His eyes were black, and they held pupils as thin as cat-slits with the hue of a red stoplight. He cried tears of slime that slugged down and around his viscous smile racked with knives for teeth. His fingers were topped with claws that could've been mistaken for obsidian arrow-heads. Above all, four inky, black tentacles swayed ever so gently through the air, jeering at me with the face of death itself. I glanced back up to his face. We made eye contact and kept it. Sage venomously hissed in a low, echoing voice,
"I can't let you go, yet,"
Sage removed his tentacle from the door, leaving a golf-ball sized hole where the doorknob should've been. Light simmered across the floor as if everything was fine. Now it was a matter of escaping or being stabbed to death since clearly this was not a friendly visitation. I clawed at the hole in the door, hoping it would be enough of a handgrip to pry it open. Stagnant air wisped around me as another tentacle shot through the door, missing my jugular by inches. I pestered it away like it was a fluttering moth. I glanced back toward Sage as I struggled to budge the door open. I would've gagged if I had the time to do so.

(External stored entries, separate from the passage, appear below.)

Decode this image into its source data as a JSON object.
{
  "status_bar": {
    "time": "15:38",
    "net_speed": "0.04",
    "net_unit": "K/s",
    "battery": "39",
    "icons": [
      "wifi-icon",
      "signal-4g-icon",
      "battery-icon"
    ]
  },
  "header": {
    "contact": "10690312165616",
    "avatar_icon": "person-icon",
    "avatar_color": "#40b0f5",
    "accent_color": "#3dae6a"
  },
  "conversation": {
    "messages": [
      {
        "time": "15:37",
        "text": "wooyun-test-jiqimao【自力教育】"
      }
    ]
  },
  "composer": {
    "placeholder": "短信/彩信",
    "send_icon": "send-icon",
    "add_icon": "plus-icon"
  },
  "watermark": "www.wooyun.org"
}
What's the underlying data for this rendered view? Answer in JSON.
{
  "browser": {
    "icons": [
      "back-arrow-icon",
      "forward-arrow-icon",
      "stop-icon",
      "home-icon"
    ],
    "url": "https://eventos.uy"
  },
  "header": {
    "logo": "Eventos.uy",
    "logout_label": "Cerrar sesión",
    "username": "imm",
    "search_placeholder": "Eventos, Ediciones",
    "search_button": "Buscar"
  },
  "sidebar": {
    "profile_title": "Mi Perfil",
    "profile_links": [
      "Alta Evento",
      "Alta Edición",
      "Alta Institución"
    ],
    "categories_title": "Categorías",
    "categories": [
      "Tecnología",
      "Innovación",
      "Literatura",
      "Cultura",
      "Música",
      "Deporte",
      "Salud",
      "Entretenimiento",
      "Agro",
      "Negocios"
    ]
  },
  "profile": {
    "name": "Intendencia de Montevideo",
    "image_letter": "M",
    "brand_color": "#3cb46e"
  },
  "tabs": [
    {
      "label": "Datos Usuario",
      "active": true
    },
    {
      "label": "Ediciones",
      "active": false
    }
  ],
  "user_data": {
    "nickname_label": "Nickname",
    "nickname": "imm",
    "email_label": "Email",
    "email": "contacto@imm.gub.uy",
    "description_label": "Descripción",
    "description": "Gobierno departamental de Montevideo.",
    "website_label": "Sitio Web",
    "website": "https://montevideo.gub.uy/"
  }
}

Sage leaned back and left his torso available to strike. He glanced down expectantly as something began poking around beneath the fabric of his green undershirt. He let out a gravelly laugh comparable to a lion's growl that made the hairs on my neck stand up. After visibly expanding his ribcage with a large breath in— and detaching some kind of skeletal structure by the looks of it— a fleshy snake broke through his shirt, jutting out like it had a mind of its own. After poking a handful of other holes in a relatively straight line, Sage keeled forward and violently swung backward, ripping both his shirt and his own gut apart. This gash is what housed the sentient flesh-noodle, and monstrously sharp cones that resembled teeth.
I vigorously pounded on the door to get it open. I couldn't help but belt out a curse as the psychopath behind me let out a chilling chuckle. His claws elongated at will like a sword from a sheath. I failed incessantly... I was going to die here. It was all so sudden, how I was going to go out. I dared to stare into Sage's red eyes. They carved terrorizing imprints into my psyche that would never be erased no matter how hard I would try. The soles of his brown sneakers clicked along the floor, drawing closer with every step.
Sage pounced at me without warning, pinning my neck against the metal door. I noticed that his breath smelled eerily similar to old pennies or dimes. The claws felt like box cutters as they made their microscopic cuts in my epidermis. His top left tentacle pulled backward, winding up to punch through my skull. I whispered my final goodbyes to the world as it came barreling toward me— whoosh.
———————————
I gasped back to life as I fell forward, grunting once my right hand acted as a shield. My other hand landed on an ankle. Dylan's ankle. I shook away the lightheaded mess that shrouded my eyesight, and he was gone. I overheard grass crunching as he took off sprinting. After standing up and regaining my balance, I used a cornflower blue wall to hold myself. I also happened to see it in the rubble at my feet. A few steps backward and I saw the whole picture: the wall of the security building that was once partially crumbled is now entirely destroyed. Metal scraps that had once kept the wires in place littered the floor like sprinkles made of cat claws, and watched as the copper snakes threatened to collapse and drag the entire place along with them.
"Oh God."
I caught myself staring down the direction which Dylan had run off to. Through the trees, the ferns, the bushes, the logs, the grass, the weeds, the poison ivy, and the prickers all over again. This was going to spread like wildfire, but I ultimately figured I couldn't delay getting help with something like this. That's exactly the moment I officially met him. I heard,
"Nice to meet you, but I sure as heck wouldn't want to be you."